Avatars also enhance the remote worker experience, allowing them to express their identity in the virtual office, interact with their colleagues’ avatars, and feel a greater sense of belonging to the company. The current zoom screen (whether live or static) faced by teammates could become a virtual kitchen with its own virtual water cooler.
Social interaction will see a whole new way of hanging out with friends and meeting new people. For one thing, online dating takes on a whole new meaning, allowing users’ avatars to spend time and get to know strangers virtually while increasing user safety. Communities can interact and exchange ideas about politics, climate change, music, or fashion. This is the dawn of a new wave of globalization.
As a final example, in some parts of the world education is inaccessible, very expensive and even prohibited. Virtual worlds can overcome most of these barriers for those with high-speed internet connections. The potential for skill-based, immersive online education is just around the corner.

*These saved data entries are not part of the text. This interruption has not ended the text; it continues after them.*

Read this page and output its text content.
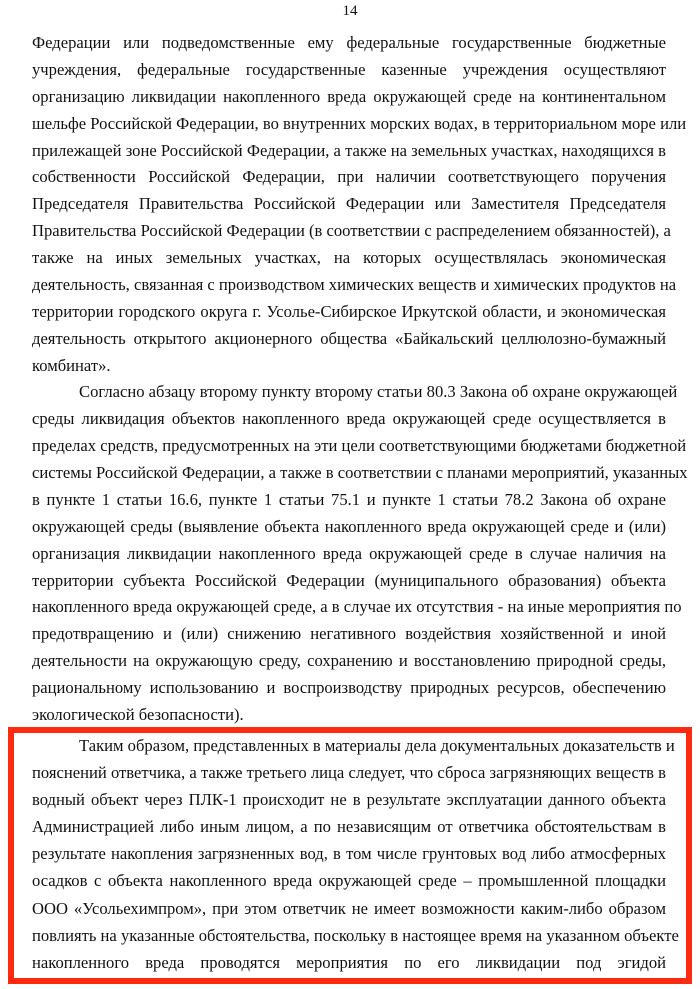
14
Федерации или подведомственные ему федеральные государственные бюджетные
учреждения, федеральные государственные казенные учреждения осуществляют
организацию ликвидации накопленного вреда окружающей среде на континентальном
шельфе Российской Федерации, во внутренних морских водах, в территориальном море или
прилежащей зоне Российской Федерации, а также на земельных участках, находящихся в
собственности Российской Федерации, при наличии соответствующего поручения
Председателя Правительства Российской Федерации или Заместителя Председателя
Правительства Российской Федерации (в соответствии с распределением обязанностей), а
также на иных земельных участках, на которых осуществлялась экономическая
деятельность, связанная с производством химических веществ и химических продуктов на
территории городского округа г. Усолье-Сибирское Иркутской области, и экономическая
деятельность открытого акционерного общества «Байкальский целлюлозно-бумажный
комбинат».
Согласно абзацу второму пункту второму статьи 80.3 Закона об охране окружающей
среды ликвидация объектов накопленного вреда окружающей среде осуществляется в
пределах средств, предусмотренных на эти цели соответствующими бюджетами бюджетной
системы Российской Федерации, а также в соответствии с планами мероприятий, указанных
в пункте 1 статьи 16.6, пункте 1 статьи 75.1 и пункте 1 статьи 78.2 Закона об охране
окружающей среды (выявление объекта накопленного вреда окружающей среде и (или)
организация ликвидации накопленного вреда окружающей среде в случае наличия на
территории субъекта Российской Федерации (муниципального образования) объекта
накопленного вреда окружающей среде, а в случае их отсутствия - на иные мероприятия по
предотвращению и (или) снижению негативного воздействия хозяйственной и иной
деятельности на окружающую среду, сохранению и восстановлению природной среды,
рациональному использованию и воспроизводству природных ресурсов, обеспечению
экологической безопасности).
Таким образом, представленных в материалы дела документальных доказательств и
пояснений ответчика, а также третьего лица следует, что сброса загрязняющих веществ в
водный объект через ПЛК-1 происходит не в результате эксплуатации данного объекта
Администрацией либо иным лицом, а по независящим от ответчика обстоятельствам в
результате накопления загрязненных вод, в том числе грунтовых вод либо атмосферных
осадков с объекта накопленного вреда окружающей среде – промышленной площадки
ООО «Усольехимпром», при этом ответчик не имеет возможности каким-либо образом
повлиять на указанные обстоятельства, поскольку в настоящее время на указанном объекте
накопленного вреда проводятся мероприятия по его ликвидации под эгидой
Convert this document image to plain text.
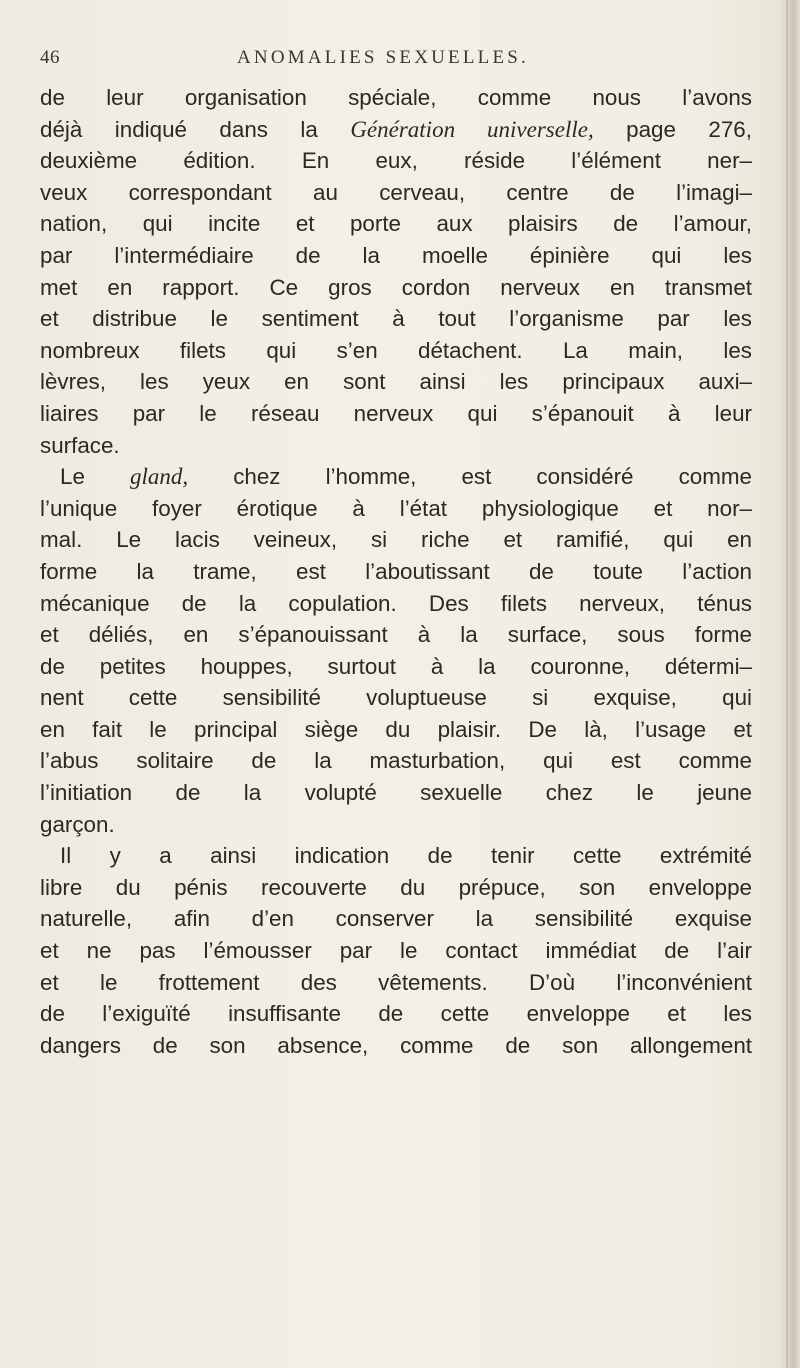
46	ANOMALIES SEXUELLES.
de leur organisation spéciale, comme nous l’avons
déjà indiqué dans la Génération universelle, page 276,
deuxième édition. En eux, réside l’élément ner–
veux correspondant au cerveau, centre de l’imagi–
nation, qui incite et porte aux plaisirs de l’amour,
par l’intermédiaire de la moelle épinière qui les
met en rapport. Ce gros cordon nerveux en transmet
et distribue le sentiment à tout l’organisme par les
nombreux filets qui s’en détachent. La main, les
lèvres, les yeux en sont ainsi les principaux auxi–
liaires par le réseau nerveux qui s’épanouit à leur
surface.
Le gland, chez l’homme, est considéré comme
l’unique foyer érotique à l’état physiologique et nor–
mal. Le lacis veineux, si riche et ramifié, qui en
forme la trame, est l’aboutissant de toute l’action
mécanique de la copulation. Des filets nerveux, ténus
et déliés, en s’épanouissant à la surface, sous forme
de petites houppes, surtout à la couronne, détermi–
nent cette sensibilité voluptueuse si exquise, qui
en fait le principal siège du plaisir. De là, l’usage et
l’abus solitaire de la masturbation, qui est comme
l’initiation de la volupté sexuelle chez le jeune
garçon.
Il y a ainsi indication de tenir cette extrémité
libre du pénis recouverte du prépuce, son enveloppe
naturelle, afin d’en conserver la sensibilité exquise
et ne pas l’émousser par le contact immédiat de l’air
et le frottement des vêtements. D’où l’inconvénient
de l’exiguïté insuffisante de cette enveloppe et les
dangers de son absence, comme de son allongement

These examples are indeed utopian. Avatars in virtual worlds could also take a much darker path. Fortunately, Web3 technology allows users to enter and exit dangerous environments anonymously and instantly. The real world and today’s Internet have shadows. The metaverse is no exception.but those people
The next few years will see a rapid acceleration in the adoption and potential of virtual worlds. Experts like Camilla Brossa and her company, who contributed many of the lessons and examples in this article, genieProvides tools for creating avatars.